While some perceive these limited results as relatively inconsequential, researchers remain hopeful because they strive to use this treatment as a “backbone” for combined treatment options that may arise in the future.

In addition to Bristol’s drug, chemotherapy could be applied to fend off the immune system from cancer cells, says Seamus Fernandez, an a analyst at equity research company Leerink Swann & Co.

“It is the early stage of a whole new field of cancer therapy.”

Fernandez further predicts that the company may earn over $4 billion a year through sales of the drug, if it progresses through all clinical stages and enters the market.

Reports show that based on the drug’s positive results, the company plans to skip the second phase and move forward into the last stages of the human trials where testing on lung cancer, melanoma and kidney cancer continues.

These last trials would begin later this year for lung and kidney cancer, while the testing on melanoma wouldn’t begin until 2013.

Competition Could Benefit Cancer Patients

According to Bloomberg, Bristol is competing against at least five other companies that are developing similar drugs aimed at the same cancer-targeting approach.

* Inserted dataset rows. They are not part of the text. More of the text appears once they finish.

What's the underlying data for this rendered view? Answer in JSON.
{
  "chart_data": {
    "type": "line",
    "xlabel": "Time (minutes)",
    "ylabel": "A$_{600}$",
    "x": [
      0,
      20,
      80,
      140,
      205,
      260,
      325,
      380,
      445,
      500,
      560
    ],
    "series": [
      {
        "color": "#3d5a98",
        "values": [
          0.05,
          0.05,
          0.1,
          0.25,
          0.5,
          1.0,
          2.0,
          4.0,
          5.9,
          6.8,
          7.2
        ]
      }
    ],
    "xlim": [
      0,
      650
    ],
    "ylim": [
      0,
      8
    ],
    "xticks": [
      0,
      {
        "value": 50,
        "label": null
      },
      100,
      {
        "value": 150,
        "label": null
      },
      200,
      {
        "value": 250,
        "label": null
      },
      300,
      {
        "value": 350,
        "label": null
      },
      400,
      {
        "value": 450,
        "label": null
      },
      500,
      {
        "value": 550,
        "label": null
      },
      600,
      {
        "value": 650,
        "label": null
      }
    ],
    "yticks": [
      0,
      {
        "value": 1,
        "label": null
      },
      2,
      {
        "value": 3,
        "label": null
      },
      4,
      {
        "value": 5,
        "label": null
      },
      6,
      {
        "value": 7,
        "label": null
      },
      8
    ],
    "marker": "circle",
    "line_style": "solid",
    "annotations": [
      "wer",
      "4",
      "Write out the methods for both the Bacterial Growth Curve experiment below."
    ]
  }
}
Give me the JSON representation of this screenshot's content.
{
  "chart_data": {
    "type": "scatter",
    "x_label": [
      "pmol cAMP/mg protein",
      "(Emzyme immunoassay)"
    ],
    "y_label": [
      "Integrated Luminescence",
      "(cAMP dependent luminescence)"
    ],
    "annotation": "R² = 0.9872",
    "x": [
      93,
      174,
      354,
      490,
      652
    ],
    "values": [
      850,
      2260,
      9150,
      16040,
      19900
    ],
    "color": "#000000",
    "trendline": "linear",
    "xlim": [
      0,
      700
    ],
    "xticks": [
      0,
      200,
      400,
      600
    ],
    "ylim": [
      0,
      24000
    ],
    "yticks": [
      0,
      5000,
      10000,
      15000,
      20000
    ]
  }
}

These other drug makers include Merck & Co., Whitehouse Station, GlaxoSmithKline, Roche Holding AG and Teva Pharmaceutical Industries Ltd.

For the hundreds of thousands of lung cancer patients who may have not-so bright prognoses, a fast race to the finish line among drug manufacturers could be a great thing.

Bristol appears to be in the lead.

Lung cancer is the second-second most common cancer in the United States and treatment options normally consist of surgery, chemotherapy and radiation therapy, or a combination of the three.

David Gobin is one patient who participated in the clinical trial for Bristol’s experimental drug and has stated positive results after the treatment.

“This is a miracle drug for me,” said Gobin.

He says that he is breathing more easily and gained nearly 20 pounds after losing it. Furthermore, he plans to play golf for the first time in years.